Ultrahigh-concentration biologic therapeutics enabled by spray drying with a glassy surfactant excipient

Biopharmaceuticals such as peptides and antibodies have become critical to health care. Despite their exceptional potency and specificity, biopharmaceuticals are prone to aggregation, which can limit efficacy. These therapies therefore often require low-concentration formulations as well as cold storage to maintain stability; however, high doses are required to treat many diseases. Most approved protein drug products are administered intravenously, imposing excessive burdens on patients. New approaches are needed to formulate proteins at high concentrations to enable less burdensome subcutaneous injection, preferably with an autoinjector that can be used directly by patients. To address this challenge, we report a subcutaneously injectable protein delivery platform composed of spray-dried protein microparticles suspended in a nonsolvent liquid carrier.
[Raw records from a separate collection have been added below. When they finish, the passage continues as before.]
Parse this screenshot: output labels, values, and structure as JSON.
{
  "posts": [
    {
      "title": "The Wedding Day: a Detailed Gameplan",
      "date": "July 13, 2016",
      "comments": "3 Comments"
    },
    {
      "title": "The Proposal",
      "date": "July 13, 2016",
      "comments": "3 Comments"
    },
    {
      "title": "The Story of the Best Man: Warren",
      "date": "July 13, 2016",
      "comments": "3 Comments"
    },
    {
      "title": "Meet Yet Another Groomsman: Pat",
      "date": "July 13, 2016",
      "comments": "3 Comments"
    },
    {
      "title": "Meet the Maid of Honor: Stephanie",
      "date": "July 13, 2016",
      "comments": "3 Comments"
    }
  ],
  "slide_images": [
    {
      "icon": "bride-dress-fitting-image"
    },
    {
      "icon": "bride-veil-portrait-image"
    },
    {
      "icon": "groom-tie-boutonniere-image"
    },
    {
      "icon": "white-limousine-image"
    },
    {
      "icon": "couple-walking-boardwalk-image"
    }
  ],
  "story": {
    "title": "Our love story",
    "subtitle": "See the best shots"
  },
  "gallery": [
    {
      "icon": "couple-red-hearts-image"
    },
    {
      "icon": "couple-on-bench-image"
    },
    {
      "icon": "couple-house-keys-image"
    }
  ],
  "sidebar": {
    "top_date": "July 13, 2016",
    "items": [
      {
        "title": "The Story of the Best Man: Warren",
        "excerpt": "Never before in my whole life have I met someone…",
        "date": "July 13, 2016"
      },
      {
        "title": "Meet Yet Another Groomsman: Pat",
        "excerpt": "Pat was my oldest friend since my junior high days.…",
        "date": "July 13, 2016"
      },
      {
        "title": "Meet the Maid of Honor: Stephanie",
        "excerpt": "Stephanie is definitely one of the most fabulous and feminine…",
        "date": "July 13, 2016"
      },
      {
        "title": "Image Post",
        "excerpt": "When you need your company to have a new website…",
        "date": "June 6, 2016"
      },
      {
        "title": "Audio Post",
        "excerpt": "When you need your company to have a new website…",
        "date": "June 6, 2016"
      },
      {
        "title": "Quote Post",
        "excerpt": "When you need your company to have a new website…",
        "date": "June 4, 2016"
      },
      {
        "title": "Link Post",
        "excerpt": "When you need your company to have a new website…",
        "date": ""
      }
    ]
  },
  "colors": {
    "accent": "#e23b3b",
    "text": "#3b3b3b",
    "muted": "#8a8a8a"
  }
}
These microparticles contain only biopharmaceuticals and a high-glass transition temperature polyacrylamide-derived copolymer excipient that affords key benefits over traditional excipients. First, the excipient improved stabilization of biopharmaceuticals through the spray-drying process, and second, it improved morphology and properties of the spray-dried particles, enhancing suspension injectability. We demonstrated with albumin, human immunoglobulin G, and an anti-COVID monoclonal antibody (IDBiologics) that this technology enables ultrahigh-concentration protein formulations (exceeding 500 milligrams per milliliter) that are injectable through standard needles with clinically relevant injection forces. In addition, experiments with two clinically relevant antibody drugs show that these ultrahigh-concentration formulations reduce required injection volumes without altering pharmacokinetics or efficacy in mice. This approach could nearly triple the number of commercial protein drugs amenable to subcutaneous administration, improving access to these critical biopharmaceuticals.